The Prudential Regulation Authority (PRA) has issued a warning to lenders about correctly assessing affordability in buy-to-let investments.
Recent rental income tax changes have made buy-to-let investments more expensive for higher-rate taxpayers.
The PRA says that they now need more rental income to breakeven, but lenders are not fully accounting for this when assessing affordability.
In 2016, the Prudential Regulation Authority (PRA) published its expectations of lenders’ underwriting standards for buy-to-let mortgages.
In particular, the PRA expects lenders to take account of likely future interest rate increases when assessing affordability for a potential borrower.
Affordability for buy-to-let mortgages is typically assessed by looking at the interest coverage ratio (ICR).

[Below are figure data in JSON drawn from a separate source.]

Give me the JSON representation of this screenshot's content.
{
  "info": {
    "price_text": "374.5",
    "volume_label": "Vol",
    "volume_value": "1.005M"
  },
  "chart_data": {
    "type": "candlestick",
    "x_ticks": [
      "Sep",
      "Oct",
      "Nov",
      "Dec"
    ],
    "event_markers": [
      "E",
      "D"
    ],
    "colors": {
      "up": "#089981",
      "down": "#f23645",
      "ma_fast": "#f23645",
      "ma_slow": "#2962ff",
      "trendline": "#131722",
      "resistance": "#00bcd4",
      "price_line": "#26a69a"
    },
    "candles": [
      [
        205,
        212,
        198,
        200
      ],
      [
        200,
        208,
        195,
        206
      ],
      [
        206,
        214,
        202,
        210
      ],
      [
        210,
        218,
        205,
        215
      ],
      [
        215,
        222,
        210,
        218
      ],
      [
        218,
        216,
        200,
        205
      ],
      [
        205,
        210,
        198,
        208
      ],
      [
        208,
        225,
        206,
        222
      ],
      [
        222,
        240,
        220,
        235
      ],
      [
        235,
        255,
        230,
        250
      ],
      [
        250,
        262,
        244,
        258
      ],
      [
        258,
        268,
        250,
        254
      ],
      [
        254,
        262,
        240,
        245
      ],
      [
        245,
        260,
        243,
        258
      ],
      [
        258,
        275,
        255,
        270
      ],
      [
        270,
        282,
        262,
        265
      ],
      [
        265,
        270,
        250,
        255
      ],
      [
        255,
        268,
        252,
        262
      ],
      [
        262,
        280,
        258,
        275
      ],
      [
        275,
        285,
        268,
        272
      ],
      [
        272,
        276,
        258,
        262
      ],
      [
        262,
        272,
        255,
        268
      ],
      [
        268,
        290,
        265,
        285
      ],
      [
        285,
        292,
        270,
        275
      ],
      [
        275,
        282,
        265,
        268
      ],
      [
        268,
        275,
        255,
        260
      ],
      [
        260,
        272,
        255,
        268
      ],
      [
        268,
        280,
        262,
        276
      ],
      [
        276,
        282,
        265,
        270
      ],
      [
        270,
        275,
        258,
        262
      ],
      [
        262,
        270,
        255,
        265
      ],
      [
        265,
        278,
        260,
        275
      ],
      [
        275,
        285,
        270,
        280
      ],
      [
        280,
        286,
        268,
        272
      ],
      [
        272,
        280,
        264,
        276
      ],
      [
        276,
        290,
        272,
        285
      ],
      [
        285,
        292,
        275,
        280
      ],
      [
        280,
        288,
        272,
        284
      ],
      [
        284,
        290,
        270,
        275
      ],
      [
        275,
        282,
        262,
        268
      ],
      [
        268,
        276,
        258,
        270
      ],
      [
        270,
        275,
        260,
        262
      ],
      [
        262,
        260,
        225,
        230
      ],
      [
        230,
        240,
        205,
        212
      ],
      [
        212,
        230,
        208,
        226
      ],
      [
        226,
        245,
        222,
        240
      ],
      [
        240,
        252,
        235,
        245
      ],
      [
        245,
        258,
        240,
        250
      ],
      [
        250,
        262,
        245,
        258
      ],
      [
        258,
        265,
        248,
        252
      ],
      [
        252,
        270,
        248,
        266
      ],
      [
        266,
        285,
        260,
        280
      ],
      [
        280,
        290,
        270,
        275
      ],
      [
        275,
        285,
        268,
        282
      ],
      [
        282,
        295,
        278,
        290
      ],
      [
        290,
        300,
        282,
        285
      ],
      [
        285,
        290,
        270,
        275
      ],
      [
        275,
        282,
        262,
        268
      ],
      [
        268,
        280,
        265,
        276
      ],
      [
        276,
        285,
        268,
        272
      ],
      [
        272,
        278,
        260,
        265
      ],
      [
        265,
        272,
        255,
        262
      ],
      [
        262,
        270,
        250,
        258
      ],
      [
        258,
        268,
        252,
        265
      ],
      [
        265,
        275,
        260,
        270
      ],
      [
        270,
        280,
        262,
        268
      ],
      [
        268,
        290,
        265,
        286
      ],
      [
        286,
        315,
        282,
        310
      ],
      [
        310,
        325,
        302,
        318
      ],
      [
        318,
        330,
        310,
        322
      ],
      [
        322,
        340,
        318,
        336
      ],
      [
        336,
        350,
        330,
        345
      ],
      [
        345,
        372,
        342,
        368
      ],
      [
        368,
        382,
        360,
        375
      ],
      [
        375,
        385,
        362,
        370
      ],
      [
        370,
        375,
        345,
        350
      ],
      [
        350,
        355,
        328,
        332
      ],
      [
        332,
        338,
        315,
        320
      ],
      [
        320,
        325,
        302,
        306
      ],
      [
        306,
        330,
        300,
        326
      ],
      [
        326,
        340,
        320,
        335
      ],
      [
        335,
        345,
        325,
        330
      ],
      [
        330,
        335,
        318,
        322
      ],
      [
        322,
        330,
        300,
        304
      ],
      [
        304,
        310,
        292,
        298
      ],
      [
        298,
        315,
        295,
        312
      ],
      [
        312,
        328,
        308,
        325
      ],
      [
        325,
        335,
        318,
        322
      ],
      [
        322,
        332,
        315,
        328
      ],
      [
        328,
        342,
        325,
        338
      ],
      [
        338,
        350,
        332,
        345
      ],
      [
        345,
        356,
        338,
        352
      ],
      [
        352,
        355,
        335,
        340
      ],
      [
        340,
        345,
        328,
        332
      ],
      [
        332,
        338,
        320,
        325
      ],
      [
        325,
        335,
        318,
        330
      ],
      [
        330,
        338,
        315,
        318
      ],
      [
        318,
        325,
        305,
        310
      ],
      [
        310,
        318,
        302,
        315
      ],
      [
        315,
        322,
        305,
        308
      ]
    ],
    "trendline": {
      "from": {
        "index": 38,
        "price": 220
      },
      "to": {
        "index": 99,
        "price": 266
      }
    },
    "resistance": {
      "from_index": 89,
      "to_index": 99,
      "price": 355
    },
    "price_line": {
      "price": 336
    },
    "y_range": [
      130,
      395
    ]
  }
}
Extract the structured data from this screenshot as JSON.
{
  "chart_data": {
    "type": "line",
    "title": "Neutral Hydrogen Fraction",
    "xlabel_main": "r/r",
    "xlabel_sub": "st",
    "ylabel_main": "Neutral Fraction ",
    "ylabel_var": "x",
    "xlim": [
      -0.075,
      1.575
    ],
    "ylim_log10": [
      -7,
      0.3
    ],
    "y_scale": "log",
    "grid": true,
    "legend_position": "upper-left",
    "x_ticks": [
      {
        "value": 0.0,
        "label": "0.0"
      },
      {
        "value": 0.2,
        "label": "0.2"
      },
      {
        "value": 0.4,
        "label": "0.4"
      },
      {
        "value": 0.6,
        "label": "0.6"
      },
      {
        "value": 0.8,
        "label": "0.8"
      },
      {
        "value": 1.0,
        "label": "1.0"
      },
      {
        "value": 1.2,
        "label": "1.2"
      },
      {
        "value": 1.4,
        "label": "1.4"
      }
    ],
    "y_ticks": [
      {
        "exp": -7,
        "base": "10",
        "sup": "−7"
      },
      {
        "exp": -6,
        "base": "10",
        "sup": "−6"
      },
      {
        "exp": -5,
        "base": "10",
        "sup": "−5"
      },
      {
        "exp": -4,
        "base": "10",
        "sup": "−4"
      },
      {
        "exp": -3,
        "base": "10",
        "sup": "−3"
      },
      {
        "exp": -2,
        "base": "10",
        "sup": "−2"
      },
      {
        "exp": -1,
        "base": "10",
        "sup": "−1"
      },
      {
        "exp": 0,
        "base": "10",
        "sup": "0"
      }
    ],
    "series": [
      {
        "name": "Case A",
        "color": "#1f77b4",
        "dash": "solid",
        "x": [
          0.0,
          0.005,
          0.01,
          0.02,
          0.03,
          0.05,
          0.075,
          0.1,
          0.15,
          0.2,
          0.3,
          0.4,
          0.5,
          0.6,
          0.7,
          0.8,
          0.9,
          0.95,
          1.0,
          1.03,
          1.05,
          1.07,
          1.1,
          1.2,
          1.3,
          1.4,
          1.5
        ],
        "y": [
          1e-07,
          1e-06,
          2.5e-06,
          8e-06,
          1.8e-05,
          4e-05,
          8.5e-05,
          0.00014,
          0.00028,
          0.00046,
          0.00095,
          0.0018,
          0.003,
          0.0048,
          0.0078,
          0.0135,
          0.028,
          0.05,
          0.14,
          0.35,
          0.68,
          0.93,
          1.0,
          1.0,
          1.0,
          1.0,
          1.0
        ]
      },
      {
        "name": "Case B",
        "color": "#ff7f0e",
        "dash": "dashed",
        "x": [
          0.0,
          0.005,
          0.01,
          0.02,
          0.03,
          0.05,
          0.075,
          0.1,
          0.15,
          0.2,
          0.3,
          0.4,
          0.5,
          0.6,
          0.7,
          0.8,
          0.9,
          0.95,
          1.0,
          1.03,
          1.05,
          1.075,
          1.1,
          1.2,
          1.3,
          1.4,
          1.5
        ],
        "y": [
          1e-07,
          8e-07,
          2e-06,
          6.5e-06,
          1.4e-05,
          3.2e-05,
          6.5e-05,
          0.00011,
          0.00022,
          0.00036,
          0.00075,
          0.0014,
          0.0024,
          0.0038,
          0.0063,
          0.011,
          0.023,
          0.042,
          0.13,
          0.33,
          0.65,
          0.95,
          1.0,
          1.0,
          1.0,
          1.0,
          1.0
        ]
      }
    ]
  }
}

This is the ratio of gross rental income to mortgage interest repayments.
Lenders typically look for a minimum ICR of 125% calculated using an appropriate stressed interest rate, or a stressed ICR.
A stressed ICR of 125% reflects the amount of gross rental income required for landlords to breakeven, factoring in the costs of mortgage repayments (including a potential increase in interest rates), tax and property maintenance.
Before 2017, landlords paid tax at their income tax rate on rental income, net of mortgage interest repayments.
Changes to Mortgage Interest Tax Relief (MITR), phased in between 2017 and 2020, require landlords to pay tax on their rental income without offsetting mortgage interest repayments.
Instead, they are entitled to a tax credit equal to 20% of their mortgage interest repayments.
The MITR change does not affect basic rate taxpayers, but increases the tax bill for higher-rate taxpayers.
For a given level of mortgage repayments, higher-rate taxpayers now need more rental income to breakeven.
The PRA expects lenders to take income tax into account when assessing affordability.
If the MITR changes were strictly enforced for affordability testing, the PRA says higher-rate taxpayers would need to meet a higher stressed ICR of 167% to be assessed to the same standard as an ICR of 125% for basic-rate taxpayers.
Most lenders assess higher-rate taxpayers against a minimum stressed ICR of around 145%.
This means compared to basic-rate taxpayers, lenders are accepting a lower net rental income for given mortgage repayments for higher-rate taxpayers.
All else equal, the PRA suggests this could make lending riskier.
The warning from the PRA suggests that the risk posed by such lending is low at present and the overall quality of buy-to-let lending has improved since 2016.
The PRA has said that they will continue to monitor this risk in buy-to-let lending.